This chapter describes how to use threads in WebLogic Server as well as how to program applications for use in WebLogic Server clusters.
This chapter includes the following sections:
WebLogic Server is a sophisticated, multi-threaded application server and it carefully manages resource allocation, concurrency, and thread synchronization for the modules it hosts. To obtain the greatest advantage from WebLogic Server's architecture, construct your application modules created according to the standard Java EE APIs.
In most cases, avoid application designs that require creating new threads in server-side modules:
Applications that create their own threads do not scale well. Threads in the JVM are a limited resource that must be allocated thoughtfully. Your applications may break or cause WebLogic Server to thrash when the server load increases. Problems such as deadlocks and thread starvation may not appear until the application is under a heavy load.

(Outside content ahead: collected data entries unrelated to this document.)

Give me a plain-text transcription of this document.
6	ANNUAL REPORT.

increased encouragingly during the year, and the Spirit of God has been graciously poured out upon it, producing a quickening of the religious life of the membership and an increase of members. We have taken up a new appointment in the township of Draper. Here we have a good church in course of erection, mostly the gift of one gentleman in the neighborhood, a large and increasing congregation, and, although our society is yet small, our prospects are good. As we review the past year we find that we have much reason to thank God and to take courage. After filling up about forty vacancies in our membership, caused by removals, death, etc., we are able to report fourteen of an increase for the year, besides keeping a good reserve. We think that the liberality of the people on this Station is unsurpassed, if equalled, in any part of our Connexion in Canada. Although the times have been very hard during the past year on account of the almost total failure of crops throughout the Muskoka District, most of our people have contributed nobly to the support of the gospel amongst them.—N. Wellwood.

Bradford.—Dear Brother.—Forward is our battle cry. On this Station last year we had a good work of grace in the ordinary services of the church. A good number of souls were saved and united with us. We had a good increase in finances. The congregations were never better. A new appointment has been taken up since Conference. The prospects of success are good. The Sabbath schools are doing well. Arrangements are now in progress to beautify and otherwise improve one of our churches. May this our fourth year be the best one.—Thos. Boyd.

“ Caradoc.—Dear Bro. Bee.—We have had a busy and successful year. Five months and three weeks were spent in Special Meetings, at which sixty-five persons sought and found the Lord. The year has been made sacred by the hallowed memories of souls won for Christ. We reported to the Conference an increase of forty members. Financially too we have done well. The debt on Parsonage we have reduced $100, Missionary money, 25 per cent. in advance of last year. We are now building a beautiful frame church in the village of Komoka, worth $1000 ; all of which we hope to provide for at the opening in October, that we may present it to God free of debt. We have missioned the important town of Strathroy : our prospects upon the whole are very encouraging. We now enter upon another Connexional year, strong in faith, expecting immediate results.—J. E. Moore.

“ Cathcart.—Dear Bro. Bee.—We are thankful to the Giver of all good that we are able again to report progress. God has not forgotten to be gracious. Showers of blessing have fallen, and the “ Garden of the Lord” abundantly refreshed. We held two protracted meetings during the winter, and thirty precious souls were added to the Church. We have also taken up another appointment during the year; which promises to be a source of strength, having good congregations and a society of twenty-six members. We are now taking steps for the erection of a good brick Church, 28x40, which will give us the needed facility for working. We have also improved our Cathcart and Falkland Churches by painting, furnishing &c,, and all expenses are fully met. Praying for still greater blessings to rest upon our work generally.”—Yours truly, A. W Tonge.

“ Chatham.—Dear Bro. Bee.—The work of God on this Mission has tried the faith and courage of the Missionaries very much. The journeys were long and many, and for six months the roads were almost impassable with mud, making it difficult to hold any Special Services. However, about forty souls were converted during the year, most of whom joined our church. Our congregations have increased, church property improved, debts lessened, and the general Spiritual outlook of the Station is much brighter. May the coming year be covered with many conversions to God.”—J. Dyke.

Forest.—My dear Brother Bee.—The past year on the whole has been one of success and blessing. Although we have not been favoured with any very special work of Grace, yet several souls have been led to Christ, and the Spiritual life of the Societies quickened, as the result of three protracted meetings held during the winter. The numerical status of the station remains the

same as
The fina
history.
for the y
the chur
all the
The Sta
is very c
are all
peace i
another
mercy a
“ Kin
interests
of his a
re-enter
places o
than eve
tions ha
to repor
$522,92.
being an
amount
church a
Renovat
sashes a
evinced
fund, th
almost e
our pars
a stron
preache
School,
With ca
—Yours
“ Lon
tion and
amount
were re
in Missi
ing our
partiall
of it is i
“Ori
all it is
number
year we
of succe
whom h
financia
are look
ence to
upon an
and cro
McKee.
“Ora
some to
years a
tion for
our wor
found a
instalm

Multithreaded modules are complex and difficult to debug. Interactions between application-generated threads and WebLogic Server threads are especially difficult to anticipate and analyze.
In some situations, creating threads may be appropriate, in spite of these warnings. For example, an application that searches several repositories and returns a combined result set can return results sooner if the searches are done asynchronously using a new thread for each repository instead of synchronously using the main client thread.
If you must use threads in your application code, create a pool of threads so that you can control the number of threads your application creates. Like a JDBC connection pool, you allocate a given number of threads to a pool, and then obtain an available thread from the pool for your runnable class. If all threads in the pool are in use, wait until one is returned. A thread pool helps avoid performance issues and allows you to optimize the allocation of threads between WebLogic Server execution threads and your application.
Be sure you understand where your threads can deadlock and handle the deadlocks when they occur. Review your design carefully to ensure that your threads do not compromise the security system.
To avoid undesirable interactions with WebLogic Server threads, do not let your threads call into WebLogic Server modules. For example, do not use enterprise beans or servlets from threads that you create. Application threads are best used for independent, isolated tasks, such as conversing with an external service with a TCP/IP connection or, with proper locking, reading or writing to files. A short-lived thread that accomplishes a single purpose and ends (or returns to the thread pool) is less likely to interfere with other threads.
Avoid creating daemon threads in modules that are packaged in applications deployed on WebLogic Server. When you create a daemon thread in an application module such as a servlet, you will not be able to redeploy the application because the daemon thread created in the original deployment will remain running.
Be sure to test multithreaded code under increasingly heavy loads, adding clients even to the point of failure. Observe the application performance and WebLogic Server behavior and then add checks to prevent failures from occurring in production.
The Work Manager provides a simple API for concurrent execution of work items. This enables Java EE-based applications (including servlets and EJBs) to schedule work items for concurrent execution, which will provide greater throughput and increased response time. After an application submits work items to a Work Manager for concurrent execution, the application can gather the results. The Work Manager provides common "join" operations, such as waiting for any or all work items to complete. The Work Manager for Application Servers specification provides an application-server-supported alternative to using lower-level threading APIs, which are inappropriate for use in managed environments such as servlets and EJBs, as well as being too difficult to use for most applications.
For more information, see "Using Work Managers to Optimize Scheduled Work".
JSPs and servlets that will be deployed to a WebLogic Server cluster must observe certain requirements for preserving session data. See "Requirements for HTTP Session State Replication" in Administering Clusters for Oracle WebLogic Server for more information.
EJBs deployed in a WebLogic Server cluster have certain restrictions based on EJB type. See "Understanding WebLogic Enterprise JavaBeans" in Developing Enterprise JavaBeans, Version 2.1, for Oracle WebLogic Serverfor information about the capabilities of different EJB types in a cluster. EJBs can be deployed to a cluster by setting clustering properties in the EJB deployment descriptor.
If you are developing either EJBs or custom RMI objects for deployment in a cluster, also refer to "Using WebLogic JNDI in a Clustered Environment" in Developing JNDI Applications for Oracle WebLogic Server to understand the implications of binding clustered objects in the JNDI tree.